Why is all of this important? Simply because Miracles is the best-performing deck in the international metagame as of the time of writing this, according to TCdecks.net. Thus, having a fair shot at beating it both before and after sideboard is imperative to any Legacy deck, not just RUG. Let’s have a quick look at the rest of the top 5 decks at TCdecks, for the sake of argument. I will evaluate these match-ups in three different tiers, unfavorable, even and favorable, since I don’t believe Magic is a static and non-random game enough to justify putting percentages or similar scores on match-ups. A lot of RUG’s matches will come down to playskill, both its own pilot and the opponent, since the deck rarely has any auto-wins or auto-losses in a given metagame.


#2: RUG mirror – even. Naturally, the mirror is even, though most games might feel very uneven. The match-up itself is rather draw-dependent, and a lot of the post-board games are decided on Submerge. The omnipresence of Submerge and its importance in the match-up means that sometimes plays like Tarmogoyf -> Daze your own Tarmogoyf with the only Tropical Island on the board, pay 1, are good ideas, especially since Tarmogoyf is generally hard to remove for RUG.

#3: Team America – even. Though some pilots of especially Team America might argue that the match-up is in their favor, I do not concur. Their deck is very mana-hungry compared to ours, and as long as we can prevent them from properly playing Magic, a thing RUG is specifically designed to do, the match-up is very winnable. Abrupt Decay is a big plus for them, as is Hymn to Tourach since RUG can’t recoup lost card advantage most of the time, but their curve is higher and their deck is slower, assuming RUG killed the Deathrite Shaman, something which should always be a priority.

#4: Shardless BUG – unfavorable. Shardless BUG is another BUG-colored deck which happens to be slower than RUG, though by quite a bit. They play cards to generate huge amounts of card advantage and bury their opponents in incremental values over the course of a duel. RUG can quite readily attack their mana base, however, and Tarmogoyf is huge, meaning it can close out games quickly for either side. The match-up is far from unwinnable, however. As long as RUG keeps Jace off the board and the beats coming with especially Nimble Mongoose, it can very well win.

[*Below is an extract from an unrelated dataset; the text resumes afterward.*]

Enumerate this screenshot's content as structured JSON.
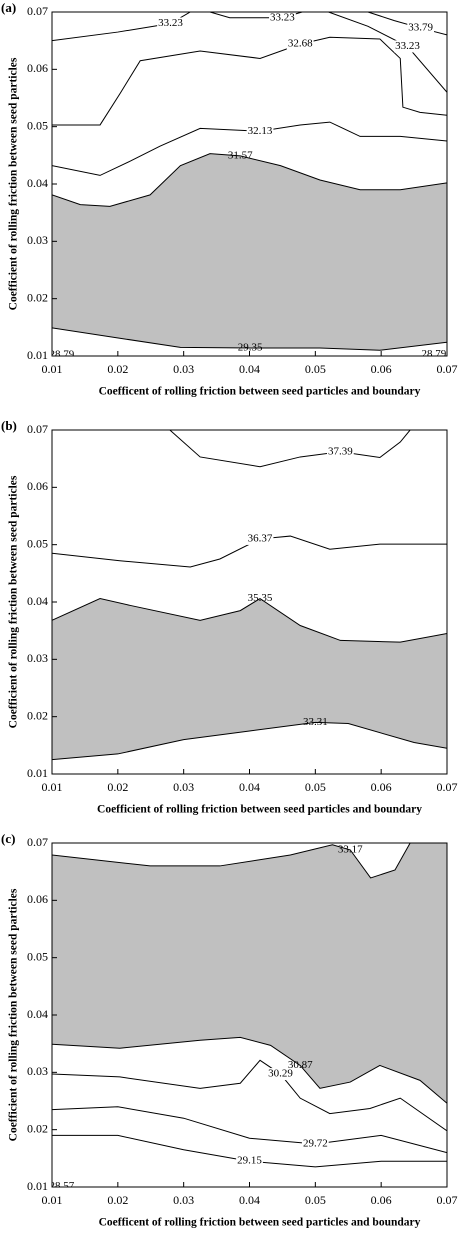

#5: Patriot – even. Patriot sacrifices some of the explosiveness of RUG and BUG in order to have a stronger late-game plan, with Stoneforge Mystic generating card advantage by itself and True-Name Nemesis posing as a hard-to-remove threat. The rest of the deck is very linear, with more removals than RUG, and often more soft counters since they tend to play the full set of Spell Pierces, and of course Batterskull to pose a serious threat to RUG, since it’s so difficult to remove or race. That said, Patriot is deceptively mana-hungry, since it really wants to play Stoneforge Mystic and activate it, along with the usual cantrips and removals and so on, meaning the mana-denial plan of RUG is very effective against them. They also lack Deathrite Shaman or any similar cards to ramp into bigger spells, unlike BUG. True-Name Nemesis is most of the times a must-counter, although there are cases where it simply can’t attack because the back-swing of a Tarmogoyf hits harder, while RUG just wins in the air with a flipped Delver of Secrets, but 4 Lightning Bolts and 3-4 Swords to Plowshares makes that scenario quite rare. Nimble Mongoose shines in the match-up as long as True-Name Nemesis and Batterskull are kept off the board.


In total, out of the five top decks from the month of July, as reported to TCdecks, only one constitutes a negative match-up. I will cover the other decks further down the list in future installments, though I will say now it contains some positive match-ups as well, such as Storm and Sneak and Show. RUG, as it stands today, is well-positioned in the metagame. The ever-present Brainstorm and Ponder form the core of a very consistent deck, making up for the lack of raw card power in incremental value. If piloted by a skilled pilot, it will have a shot at the champion seat in almost any given tournament.